Today, Helen, 62, is here to discuss her photograph-filled autobiography, In The Frame, featuring snapshots of her life, from her Russian ancestors to her childhood in Southend-on-Sea, her theatrical glories and her family, film director husband Taylor Hackford and her two stepchildren.

They've been married for ten years but together for more than 20, and divide their time between homes in Los Angeles and London.

They met in the early Eighties on the set of White Nights. Helen and Taylor were both in their late 30s and it wasn't love at first sight, she recalls, partly because she had never had a relationship with a director and felt it was off limits.

'Also, more importantly, Taylor was married, with two children from two different marriages. But as soon as the film started our attraction to each other became a clear and unavoidable force."

She had had many boyfriends, including a four-year relationship with actor Liam Neeson, eight years her junior. But with Taylor, for the first time she didn't put her career above her man. "It wasn't so much about Taylor being different, it was about my life being different," she says. "I was very lucky that Taylor happened to appear in my life at the moment when I was ready for it."

Still, she left him for six months to try to make some space between them, but he turned up in London having separated from his wife.

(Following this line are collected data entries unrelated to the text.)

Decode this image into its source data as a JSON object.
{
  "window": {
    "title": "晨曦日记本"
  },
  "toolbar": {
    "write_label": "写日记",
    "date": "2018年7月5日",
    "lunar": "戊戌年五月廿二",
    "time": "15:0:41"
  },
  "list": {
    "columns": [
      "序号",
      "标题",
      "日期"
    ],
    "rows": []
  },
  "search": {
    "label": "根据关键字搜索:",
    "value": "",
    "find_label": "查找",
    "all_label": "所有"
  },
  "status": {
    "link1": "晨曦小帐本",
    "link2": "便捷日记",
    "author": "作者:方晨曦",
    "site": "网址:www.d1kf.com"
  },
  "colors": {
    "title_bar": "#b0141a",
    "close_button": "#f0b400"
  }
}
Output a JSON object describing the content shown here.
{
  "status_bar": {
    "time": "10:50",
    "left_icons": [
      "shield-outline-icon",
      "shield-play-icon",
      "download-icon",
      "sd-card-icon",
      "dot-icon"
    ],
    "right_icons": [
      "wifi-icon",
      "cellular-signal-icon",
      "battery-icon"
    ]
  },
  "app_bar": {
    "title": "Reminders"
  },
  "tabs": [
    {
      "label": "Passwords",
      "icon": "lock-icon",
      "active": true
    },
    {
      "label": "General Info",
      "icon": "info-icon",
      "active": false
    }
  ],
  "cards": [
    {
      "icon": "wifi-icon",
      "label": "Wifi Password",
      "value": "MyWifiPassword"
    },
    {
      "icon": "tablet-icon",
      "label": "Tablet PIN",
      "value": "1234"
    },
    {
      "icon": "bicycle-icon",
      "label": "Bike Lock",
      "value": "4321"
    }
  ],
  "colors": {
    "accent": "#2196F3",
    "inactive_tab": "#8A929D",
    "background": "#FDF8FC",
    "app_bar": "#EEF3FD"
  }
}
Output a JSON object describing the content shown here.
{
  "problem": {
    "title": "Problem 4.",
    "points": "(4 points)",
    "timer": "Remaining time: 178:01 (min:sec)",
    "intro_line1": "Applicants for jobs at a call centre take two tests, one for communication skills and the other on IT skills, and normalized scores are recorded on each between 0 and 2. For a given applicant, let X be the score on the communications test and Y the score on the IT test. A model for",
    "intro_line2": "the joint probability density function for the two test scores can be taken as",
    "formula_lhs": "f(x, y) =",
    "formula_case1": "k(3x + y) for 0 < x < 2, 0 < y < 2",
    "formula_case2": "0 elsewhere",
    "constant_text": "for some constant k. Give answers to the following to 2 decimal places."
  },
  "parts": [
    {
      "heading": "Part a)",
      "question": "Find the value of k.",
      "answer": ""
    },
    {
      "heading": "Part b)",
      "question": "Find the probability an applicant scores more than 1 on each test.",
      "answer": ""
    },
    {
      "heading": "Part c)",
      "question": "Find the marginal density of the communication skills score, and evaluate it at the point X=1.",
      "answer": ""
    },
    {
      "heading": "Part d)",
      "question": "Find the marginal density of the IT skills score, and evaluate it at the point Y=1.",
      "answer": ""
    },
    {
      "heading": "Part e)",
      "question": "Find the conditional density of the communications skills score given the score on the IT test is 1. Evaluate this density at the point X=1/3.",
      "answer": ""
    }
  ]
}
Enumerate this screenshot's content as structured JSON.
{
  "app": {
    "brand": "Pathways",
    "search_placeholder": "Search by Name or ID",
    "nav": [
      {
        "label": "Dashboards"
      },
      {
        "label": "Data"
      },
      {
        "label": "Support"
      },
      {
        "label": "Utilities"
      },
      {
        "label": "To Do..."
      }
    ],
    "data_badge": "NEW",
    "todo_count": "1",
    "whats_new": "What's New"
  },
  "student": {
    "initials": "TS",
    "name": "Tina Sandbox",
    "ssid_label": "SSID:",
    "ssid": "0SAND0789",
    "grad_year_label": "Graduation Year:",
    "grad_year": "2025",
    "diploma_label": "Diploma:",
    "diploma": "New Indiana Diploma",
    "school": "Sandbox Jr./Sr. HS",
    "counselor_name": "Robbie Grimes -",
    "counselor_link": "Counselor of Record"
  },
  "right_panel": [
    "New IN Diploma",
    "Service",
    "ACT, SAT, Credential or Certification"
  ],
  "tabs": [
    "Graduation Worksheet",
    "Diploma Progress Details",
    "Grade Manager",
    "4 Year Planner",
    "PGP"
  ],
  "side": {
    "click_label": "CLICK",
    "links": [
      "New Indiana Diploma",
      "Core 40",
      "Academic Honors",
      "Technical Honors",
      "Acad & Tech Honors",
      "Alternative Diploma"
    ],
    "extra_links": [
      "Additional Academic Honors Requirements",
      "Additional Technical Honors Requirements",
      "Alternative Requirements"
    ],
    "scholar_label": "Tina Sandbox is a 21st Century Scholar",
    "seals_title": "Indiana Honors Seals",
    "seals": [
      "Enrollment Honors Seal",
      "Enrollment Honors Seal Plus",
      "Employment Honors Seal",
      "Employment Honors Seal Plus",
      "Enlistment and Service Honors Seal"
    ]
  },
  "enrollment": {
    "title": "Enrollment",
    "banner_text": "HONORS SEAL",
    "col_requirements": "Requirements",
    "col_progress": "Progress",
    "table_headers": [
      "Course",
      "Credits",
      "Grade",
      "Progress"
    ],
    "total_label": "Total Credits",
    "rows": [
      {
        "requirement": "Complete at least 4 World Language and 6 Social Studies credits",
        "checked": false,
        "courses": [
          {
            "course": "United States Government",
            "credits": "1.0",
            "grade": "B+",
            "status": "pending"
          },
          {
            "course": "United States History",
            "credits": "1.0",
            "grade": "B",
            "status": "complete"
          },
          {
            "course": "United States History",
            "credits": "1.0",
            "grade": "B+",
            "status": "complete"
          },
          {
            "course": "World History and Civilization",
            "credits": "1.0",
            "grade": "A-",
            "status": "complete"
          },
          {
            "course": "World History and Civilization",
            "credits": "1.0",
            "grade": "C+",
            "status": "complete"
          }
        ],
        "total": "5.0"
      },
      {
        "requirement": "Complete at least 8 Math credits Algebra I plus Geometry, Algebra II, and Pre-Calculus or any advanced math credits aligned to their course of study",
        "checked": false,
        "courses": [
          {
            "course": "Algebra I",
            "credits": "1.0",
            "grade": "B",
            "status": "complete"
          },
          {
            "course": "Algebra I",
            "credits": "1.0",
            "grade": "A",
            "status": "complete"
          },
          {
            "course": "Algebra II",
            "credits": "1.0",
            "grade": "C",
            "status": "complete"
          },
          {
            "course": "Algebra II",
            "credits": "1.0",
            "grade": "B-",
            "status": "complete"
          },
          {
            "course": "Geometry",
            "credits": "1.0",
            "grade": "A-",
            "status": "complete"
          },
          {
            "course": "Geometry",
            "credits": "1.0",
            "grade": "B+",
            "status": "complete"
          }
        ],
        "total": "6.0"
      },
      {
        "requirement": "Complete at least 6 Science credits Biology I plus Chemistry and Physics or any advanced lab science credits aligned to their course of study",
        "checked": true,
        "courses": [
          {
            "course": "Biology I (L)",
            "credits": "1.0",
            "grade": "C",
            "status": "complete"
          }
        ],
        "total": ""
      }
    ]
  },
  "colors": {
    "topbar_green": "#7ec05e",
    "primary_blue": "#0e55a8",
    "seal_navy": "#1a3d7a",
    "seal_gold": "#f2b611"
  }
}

"Taylor's very strong, interesting with a forceful personality and I wasn't going to get away from him as easily as I had from other people. Also, his commitment to me was very big. He had to break up his family and he's a very loving father and has stayed all of his life very close to his family."

She moved in with him with his older son Rio, who was 15 at the time, while he had joint custody of his second son Alex, then six. "It was a whole new world for me, utterly alien. I had no experience with children and I had absolutely no profile in Hollywood as an actress. The people who ultimately got me through the anxiety and my feelings of awful displacement were Taylor's sons, Alex and Rio. My arrival in their world had caused upheaval and pain. Yet they gave me sympathy and courtesy from the beginning and I loved them."

Helen grew up in Southend-on-Sea, the daughter of a Russian immigrant father and East End mother. Her paternal grandfather was sent to England to make an arms deal with the British, but when the Bolshevik Revolution broke out he was left stranded and ended up as a London cabbie. Helen's father also became a taxi driver. Her mother was determined that Helen and her sister would get a decent education and grow up to be economically independent women.

Helen became interested in acting after her mother took her to an amateur production of Hamlet when she was 13. "We never went to the theatre in London because we couldn't afford it and we never went to the cinema and we didn't have TV. I wasn't exposed to any other form of drama."

At 17 she joined the National Youth Theatre, then went on to the Royal Shakespeare Company, hanging out in an artistic commune, near Stratford, later joining an experimental theatre group. She lived a bohemian life with other actors touring the globe.

"I was a would-be bohemian. I was always very attracted to the bohemian lifestyle and still am, to an extent."

She gained a racy reputation when she stripped off for a number of nude scenes, although that reputation is unfounded, she insists. "I was always taking my clothes off. I did a full frontal nude scene in the very first film I did, Age Of Consent, and almost every film ever since! I didn't acquire that reputation. I did in a small arena of tabloid newspapers but in another much wider arena of public consciousness, I was a well respected theatre actress."

Helen is never happier than when she has her family around her, yet those times are fewer than she'd like. She's recently made another two films, National Treasure, due for release later this year, and Inkheart, in 2008.

Despite her mammoth successes, she admits she still gets terrified before each performance.

"It's not to do with mistakes being made or accidents happening, it's a fear of not doing it as well as you want to do it, not being inspired as you want to be, falling short of what you want to be."

* In The Frame: My Life In Words And Pictures, by Helen Mirren (Weidenfeld & Nicolson, £20).